Contexte et déroulement des scrutins
La Tanzanie, qui compte environ 68 millions d’habitants, a tenu mercredi des scrutins présidentiel et législatif dans un contexte où l’opposition n’était pas présente. Les deux principaux adversaires de la chef de l’État, Samia Suluhu Hassan, avaient été emprisonnés ou disqualifiés avant le scrutin.
Faits sur le terrain et premiers bilans
Un journaliste de l’Agence France-Presse a entendu, mercredi, des tirs dans Dar es Salaam, la capitale économique et plus grande ville du pays, alors que des centaines de personnes manifestaient et qu’un commissariat était incendié. La contestation s’est ensuite étendue au niveau national.
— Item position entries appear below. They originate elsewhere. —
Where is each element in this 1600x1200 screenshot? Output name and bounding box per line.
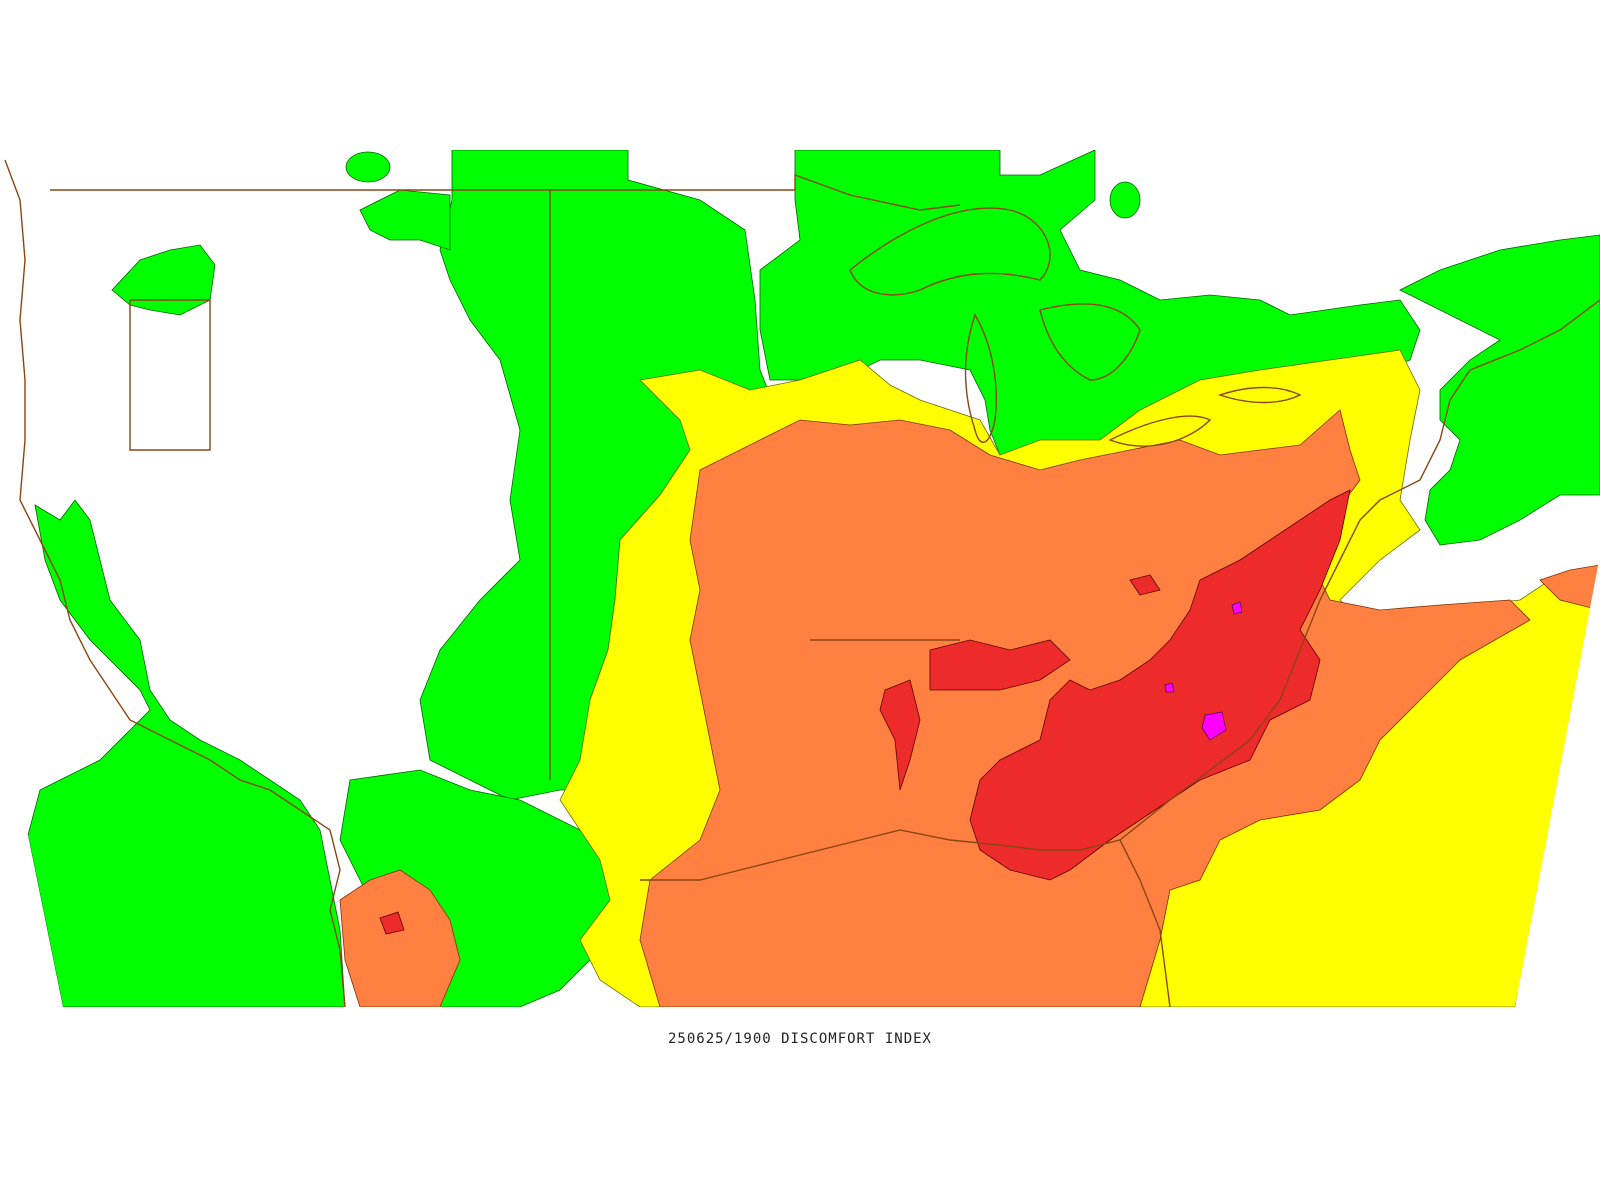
green-region-northeast — [1399, 234, 1600, 546]
red-region-mexico — [379, 911, 405, 935]
mask-left — [0, 830, 63, 1007]
mask-top — [0, 0, 1600, 150]
lake-superior — [849, 207, 1051, 296]
lake-ontario — [1217, 386, 1302, 404]
green-level-regions — [27, 149, 1600, 1008]
red-region-tennessee — [929, 639, 1071, 691]
lake-huron — [1039, 303, 1141, 381]
mask-bottom — [0, 1007, 1600, 1200]
green-blob-2 — [345, 151, 391, 183]
red-level-regions — [379, 489, 1351, 935]
magenta-region-georgia — [1164, 682, 1175, 693]
magenta-level-regions — [1164, 601, 1243, 741]
green-region-pacific-northwest — [111, 244, 216, 316]
orange-region-mexico — [339, 869, 461, 1008]
green-region-high-plains — [359, 189, 451, 251]
green-region-california — [27, 499, 346, 1008]
map-caption: 250625/1900 DISCOMFORT INDEX — [667, 1031, 932, 1047]
border-canada-us — [50, 174, 961, 211]
orange-region-east — [1539, 564, 1600, 611]
coastline-gulf — [640, 829, 1171, 1008]
green-blob-1 — [1109, 181, 1141, 219]
magenta-region-virginia — [1231, 601, 1243, 615]
mask-right — [1515, 555, 1600, 1007]
red-region-ohio — [1129, 574, 1161, 596]
lake-michigan — [964, 313, 997, 443]
magenta-region-carolina — [1201, 711, 1227, 741]
state-lines-west — [129, 299, 211, 451]
coastline-east — [1119, 299, 1600, 841]
red-region-southeast — [969, 489, 1351, 881]
lake-erie — [1108, 415, 1212, 447]
boundaries — [4, 159, 1600, 1008]
coastline-west — [4, 159, 346, 1008]
red-region-mississippi — [879, 679, 921, 791]
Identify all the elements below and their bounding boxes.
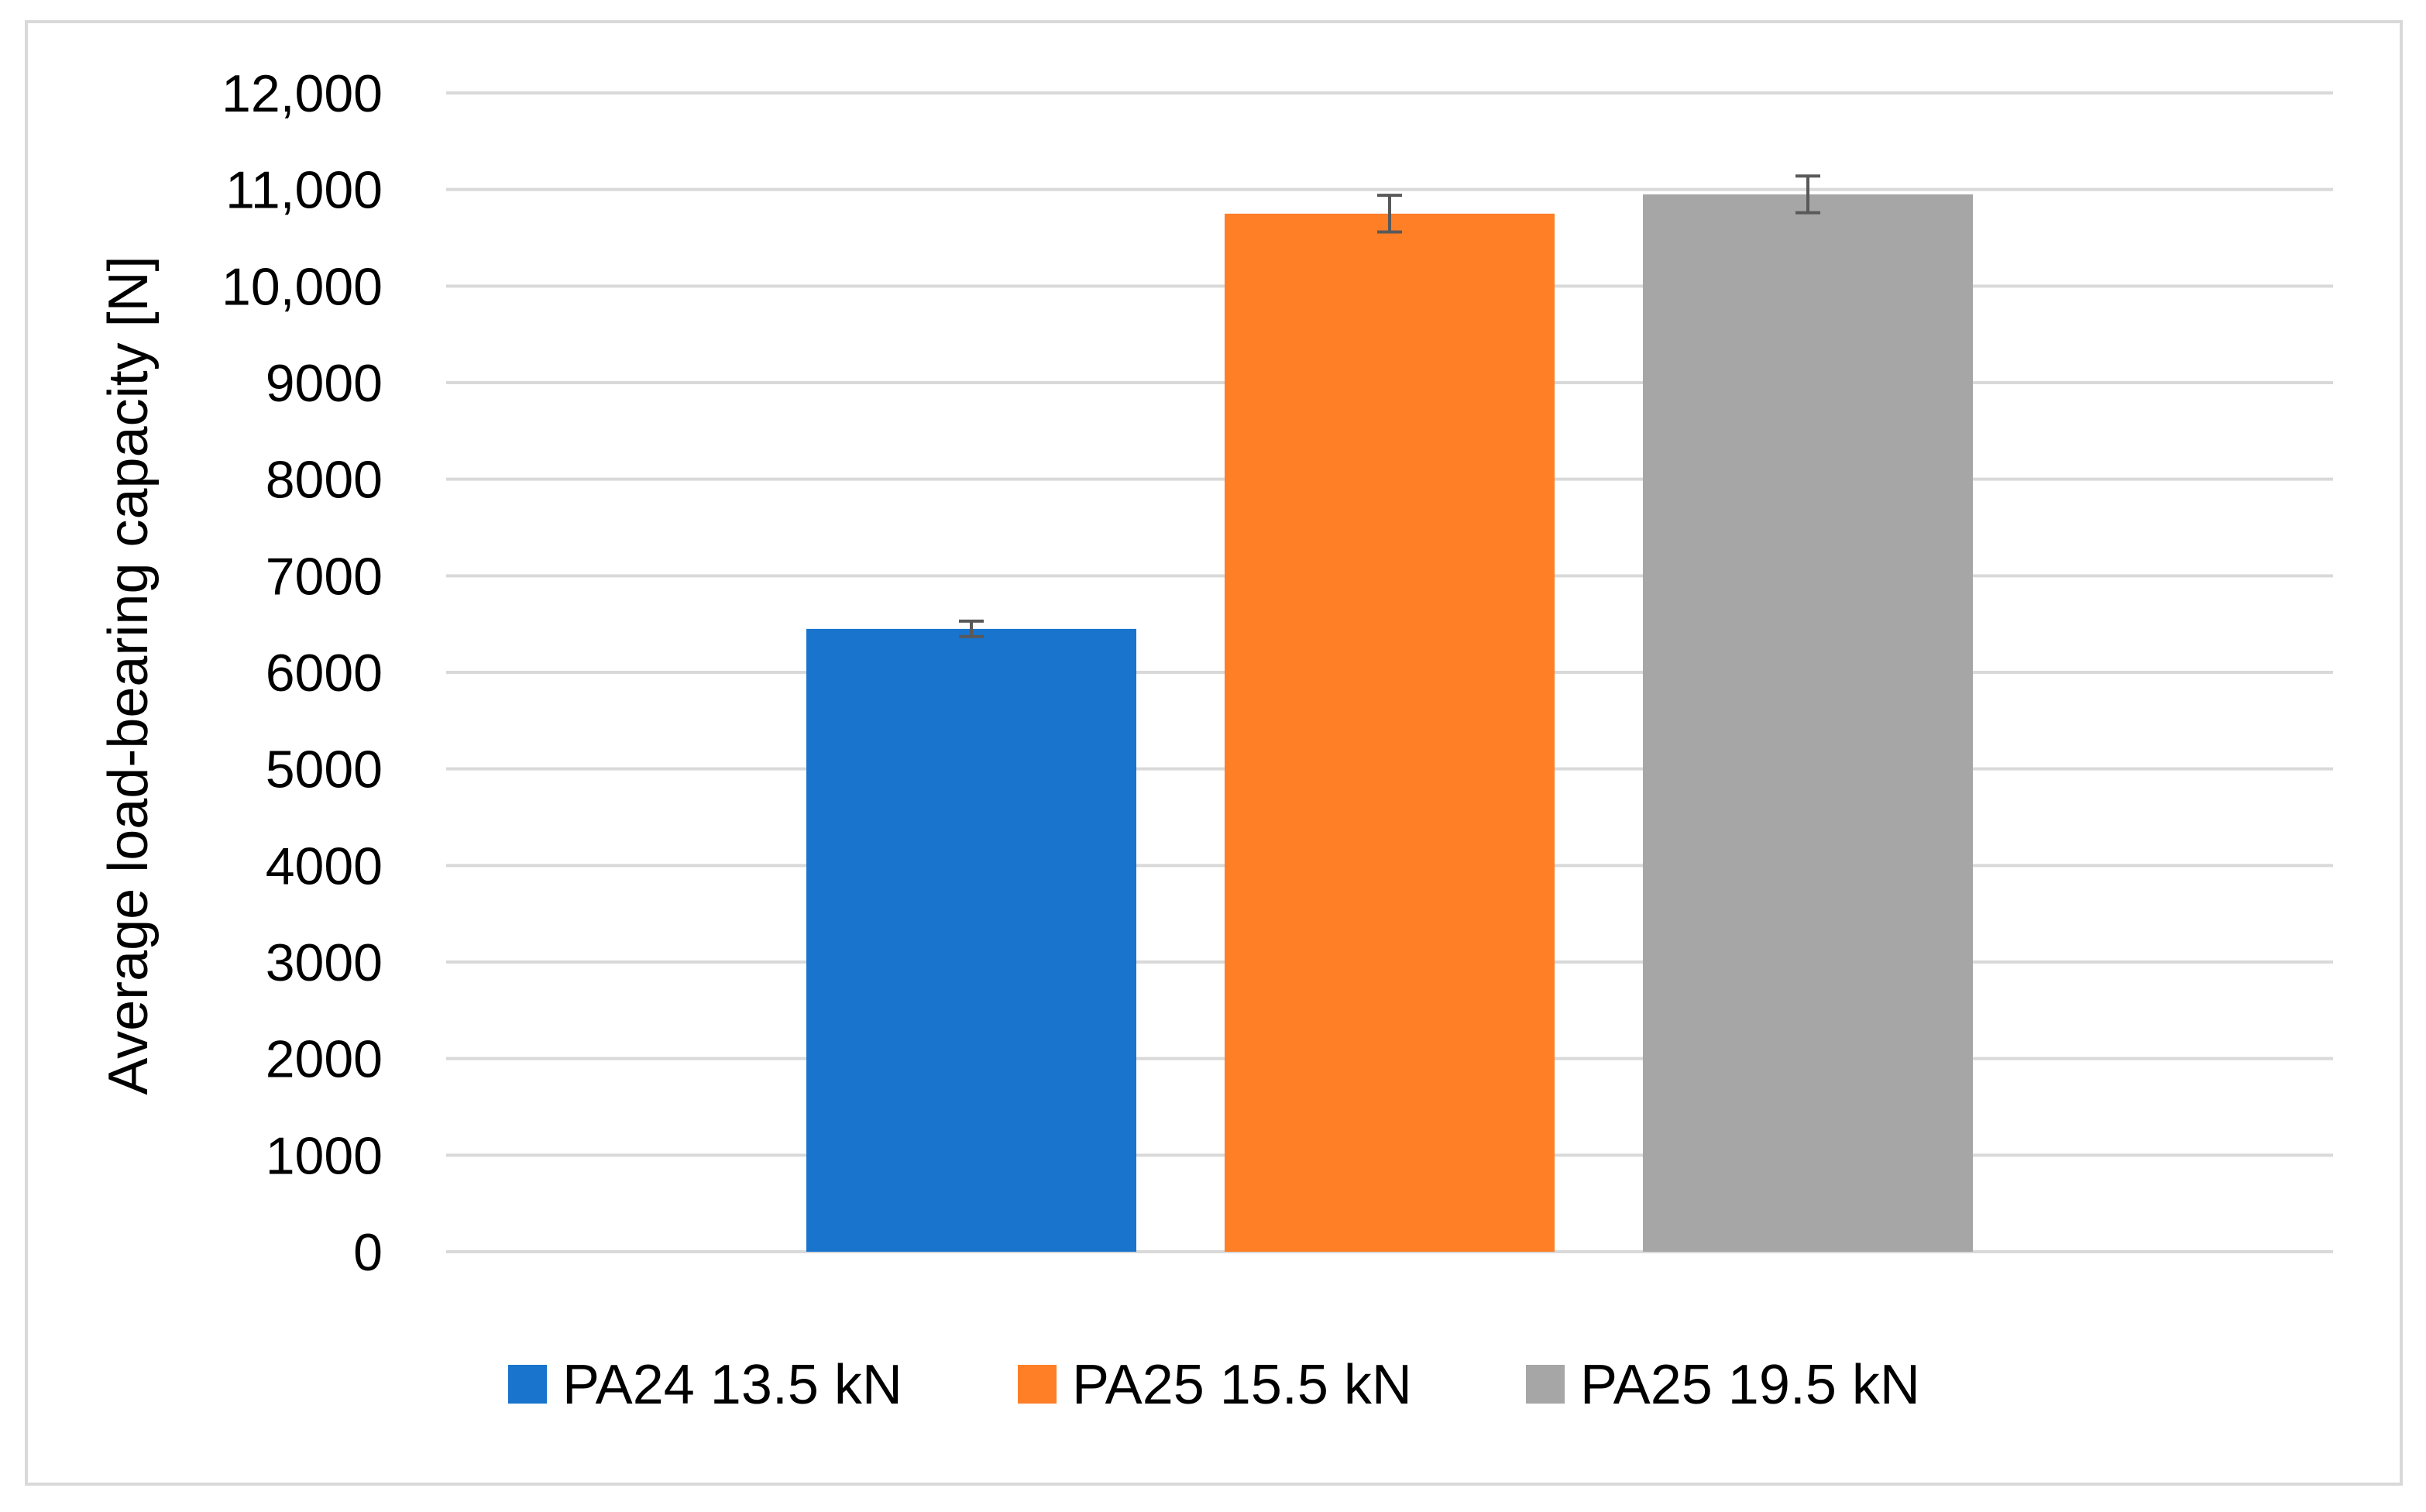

« Au moment où nous parlons, le nombre de morts à Dar es Salaam est d’environ 350 et il y en a plus de 200 à Mwanza. Si l’on additionne les chiffres des autres régions, le total s’élèverait à environ 700 morts », a déclaré vendredi le principal parti d’opposition Chadema.
Une source sécuritaire a confirmé un bilan similaire à l’AFP. De son côté, un chercheur d’Amnesty International a indiqué avoir reçu des informations faisant état d’au moins 100 morts au cours des deux derniers jours.
Incertitude autour du bilan officiel et climat de crainte
Aucun bilan officiel n’a été publié par les autorités. Le camp gouvernemental et les forces de sécurité sont décrits comme tentant de maîtriser la narration et d’empêcher la diffusion de chiffres sur les victimes, tandis qu’internet demeure largement bloqué, compliquant le travail d’épinage des données.
Plusieurs hôpitaux et centres de santé ont refusé de s’exprimer auprès de l’AFP, dans un contexte de crainte des autorités et sans communication officielle de la part du gouvernement.
Réactions de l’opposition et contexte électoral
« Notre message au gouvernement est d’arrêter de tuer nos manifestants, de mettre fin à la brutalité policière et de respecter la volonté du peuple qui est la justice électorale », a réagi l’opposition. Celle-ci signale de nouvelles marches dans Dar es Salaam, vendredi, malgré la proclamation d’un confinement.
Le Haut-Commissariat des Nations Unies aux droits de l’homme a quant à lui appelé les forces de sécurité à éviter toute violence « non nécessaire ou excessive » envers les manifestants.
Perspectives et résultats électoraux
La cible des manifestations demeure Samia Suluhu Hassan, en tête de la Tanzanie après la mort de son prédécesseur John Magufuli en 2021 et candidate à l’élection. Si, dans un premier temps, elle a été saluée pour certaines réformes, elle est aussi décrite comme ayant mené une répression accrue contre ses critiques à l’approche du scrutin.
Les résultats ne sont pas encore connus lorsque ces informations ont été rassemblées. Le décompte des voix est en cours et les directeurs de la télévision nationale, qui diffuse des mises à jour régulières, ne mentionnent pas les troubles et affichent un net avantage du parti au pouvoir, le CCM.
Chadema a été exclu de l’élection après avoir refusé de signer le code électoral, que le parti jugeait insuffisant et incompatible avec ses réformes. Le parti a appelé au boycott du scrutin. Son leader, Tundu Lissu, arrêté en avril, est jugé pour traîtrise, une procédure passible de la peine capitale.